Higher concurrent processing means higher resource requirements (memory and number of threads) on the server. Therefore, maximum concurrency must be balanced with other tuning objectives, such as the handling of large objects, handling many users, and providing quick response times.

Thread pool size directly impacts the ability of a server to run applications concurrently. For maximum concurrency, the size of the thread pool that is assigned to each resource must be set to an optimal value. However, adding more threads to a thread pool does not necessarily mean that the system can process more work. You can degrade performance by increasing the number of threads unnecessarily. A high default thread count uses more memory and can increase context switching (the storing and restoring the state of an in-process resource), which might degrade performance.

In general, if B2B Advanced Communications takes a long time to return calls to the database, you can assign more core (minimum number) threads to the thread pool. You can also increase the maximum number of available threads to improve performance. Or, if your database calls are short and involve rapid turnover, you can specify a smaller number of threads to improve performance.

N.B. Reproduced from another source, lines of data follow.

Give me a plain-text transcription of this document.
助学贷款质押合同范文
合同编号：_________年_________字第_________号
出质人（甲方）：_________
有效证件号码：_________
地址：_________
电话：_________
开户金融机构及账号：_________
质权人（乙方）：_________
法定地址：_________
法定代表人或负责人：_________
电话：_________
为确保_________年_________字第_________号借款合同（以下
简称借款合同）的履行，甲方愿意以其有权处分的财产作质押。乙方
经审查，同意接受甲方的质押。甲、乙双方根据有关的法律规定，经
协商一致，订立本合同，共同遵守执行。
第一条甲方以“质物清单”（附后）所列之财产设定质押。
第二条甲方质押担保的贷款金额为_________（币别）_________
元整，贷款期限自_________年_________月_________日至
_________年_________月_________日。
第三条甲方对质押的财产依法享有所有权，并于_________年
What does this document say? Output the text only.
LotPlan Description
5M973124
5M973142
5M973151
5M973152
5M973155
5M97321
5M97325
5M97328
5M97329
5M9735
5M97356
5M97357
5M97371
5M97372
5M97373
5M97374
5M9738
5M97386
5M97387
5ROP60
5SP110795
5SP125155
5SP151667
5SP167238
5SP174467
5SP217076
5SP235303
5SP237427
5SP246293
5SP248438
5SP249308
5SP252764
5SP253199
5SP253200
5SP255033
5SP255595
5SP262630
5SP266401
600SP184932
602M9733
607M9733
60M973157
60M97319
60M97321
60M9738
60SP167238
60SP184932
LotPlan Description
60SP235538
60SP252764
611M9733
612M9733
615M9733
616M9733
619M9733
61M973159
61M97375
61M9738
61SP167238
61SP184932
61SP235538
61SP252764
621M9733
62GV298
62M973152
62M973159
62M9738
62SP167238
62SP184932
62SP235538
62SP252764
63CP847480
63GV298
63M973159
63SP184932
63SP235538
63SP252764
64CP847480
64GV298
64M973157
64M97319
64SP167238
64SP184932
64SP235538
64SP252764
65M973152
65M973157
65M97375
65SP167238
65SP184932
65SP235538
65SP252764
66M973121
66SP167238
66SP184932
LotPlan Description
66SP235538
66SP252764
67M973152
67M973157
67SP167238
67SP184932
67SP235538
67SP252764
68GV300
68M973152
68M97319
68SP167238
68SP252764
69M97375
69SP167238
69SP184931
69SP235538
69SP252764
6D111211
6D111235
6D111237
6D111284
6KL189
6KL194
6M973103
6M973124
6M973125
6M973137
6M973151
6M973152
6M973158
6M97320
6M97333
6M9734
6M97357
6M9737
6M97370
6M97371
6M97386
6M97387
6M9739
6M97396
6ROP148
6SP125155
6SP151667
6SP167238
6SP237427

Internal Comms Event Batching Threads is an out of the box, default thread pool, that B2B Advanced Communications provides for visibility event batching. The default thread pool is used to accumulate visibility events related to the exchanges. Based on the system property settings (COMMS_VISIBILITY_EVENT_BATCH_SIZE and COMMS_VISIBILITY_EVENT_BATCH_TIMEOUT), the visibility events are handed over to the worker threads for JMS posting, after which the visibility events are displayed on the user interface. If low performance is observed in visibility event publishing, the configuration of the default thread pool can be updated as required. You must not use the thread pool while configuring any resource such as, receivers, destinations, HTTP or HTTPS servers in B2B Advanced Communications.
Note: A user cannot delete or stop the Internal Comms Event Batching Threads thread pool.